Photo for illustrative purposes. Image: Twitter/@@FRGroundsdept
No toilet talk in columns, journalists are admonished. Meaning no smutty remarks supposed to make readers laugh. They don’t. Same with comedians who believe lavatorial jokes bring the house down. They don’t.
So what gives with the subject here? After all, they serve a vital purpose. To equate them with smut is a bit much, but it refers to our sullied and humbling bodily functions. My dad enjoyed saying even the royals use them.

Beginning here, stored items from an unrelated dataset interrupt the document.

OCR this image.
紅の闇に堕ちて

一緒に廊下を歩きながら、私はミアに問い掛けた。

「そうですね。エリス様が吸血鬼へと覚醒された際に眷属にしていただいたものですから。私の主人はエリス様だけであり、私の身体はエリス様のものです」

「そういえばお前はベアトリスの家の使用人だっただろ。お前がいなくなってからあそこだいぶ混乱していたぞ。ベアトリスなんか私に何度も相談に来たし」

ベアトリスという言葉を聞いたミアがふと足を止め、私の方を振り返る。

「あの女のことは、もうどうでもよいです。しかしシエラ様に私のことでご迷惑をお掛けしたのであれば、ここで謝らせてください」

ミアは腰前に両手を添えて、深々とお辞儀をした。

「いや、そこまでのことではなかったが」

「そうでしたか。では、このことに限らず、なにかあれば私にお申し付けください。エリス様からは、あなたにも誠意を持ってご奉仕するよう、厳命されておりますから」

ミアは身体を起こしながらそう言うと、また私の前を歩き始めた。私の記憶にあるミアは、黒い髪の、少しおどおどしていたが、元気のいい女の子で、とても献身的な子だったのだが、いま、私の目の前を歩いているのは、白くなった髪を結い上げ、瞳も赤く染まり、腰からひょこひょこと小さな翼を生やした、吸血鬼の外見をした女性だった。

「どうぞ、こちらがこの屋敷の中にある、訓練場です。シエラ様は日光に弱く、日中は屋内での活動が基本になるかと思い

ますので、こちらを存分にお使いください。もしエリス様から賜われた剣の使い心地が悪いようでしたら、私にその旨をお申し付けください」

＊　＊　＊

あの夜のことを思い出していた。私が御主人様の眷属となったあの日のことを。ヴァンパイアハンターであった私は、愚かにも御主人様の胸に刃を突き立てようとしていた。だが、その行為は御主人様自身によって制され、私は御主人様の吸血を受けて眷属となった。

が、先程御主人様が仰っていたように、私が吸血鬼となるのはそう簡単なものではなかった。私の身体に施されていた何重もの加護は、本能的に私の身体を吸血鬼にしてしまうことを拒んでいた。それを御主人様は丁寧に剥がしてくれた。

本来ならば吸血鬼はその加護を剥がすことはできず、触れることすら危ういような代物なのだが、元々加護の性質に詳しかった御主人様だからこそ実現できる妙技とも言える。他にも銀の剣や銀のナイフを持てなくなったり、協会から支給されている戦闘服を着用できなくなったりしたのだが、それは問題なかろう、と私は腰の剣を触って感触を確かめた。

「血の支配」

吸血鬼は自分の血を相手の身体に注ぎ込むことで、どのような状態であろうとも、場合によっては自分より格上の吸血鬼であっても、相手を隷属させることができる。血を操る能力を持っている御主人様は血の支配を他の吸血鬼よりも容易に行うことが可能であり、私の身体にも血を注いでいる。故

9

Toilets, however, are constantly in the news, especially when they’re unavailable to communities. And the ones that are there, like long drops, are dangerous, smelly and unhygienic. A number of children’s lives have been lost in these primitive commodes.
There’s another side of the argument giving one the trots. For some weird reason, toilets are targeted by none other than the users. Seats are smashed, cisterns ripped out, leaving no water to do the job. Even pipes supplying the water are wrenched out of walls.
Public toilets in particular are soft targets. Once-functional parks with clean ablution blocks are left unsightly wrecks. So it’s a civic matter.
Schools, too, are not exempt. Ask any principal how many times toilets are vandalised and the cost of replacement. Who are to blame? Can only be the users. So, it’s lack of education.
We are not alone facing this problem. My globe-trotting friend Sarel brought me a copy of the Hong Kong issue of China Daily, printed on high-quality paper.
A headline on the leader pages caught my eye. These pages are earmarked for the more serious stuff, so I was surprised to find this one dealing with, yes, toilets.
Evidently Hong Kong has a major issue with dirty public toilets. And the writer makes no bones about who the culprits are. The headline says it all, “Civic-mindedness key to clean toilets”.
He talks about campaigns, starting in nursery schools, to make folk aware of the importance of clean, functional toilets and to cultivate hygienic habits. One such campaign is called the happytoilets@pre-school programme. There are also “eco-assessors” who grade public toilets.
The article ends with notices in city toilets. For the ladies: “Remain seated during the whole performance”. The gents: “Stand closer. It’s shorter than you think”.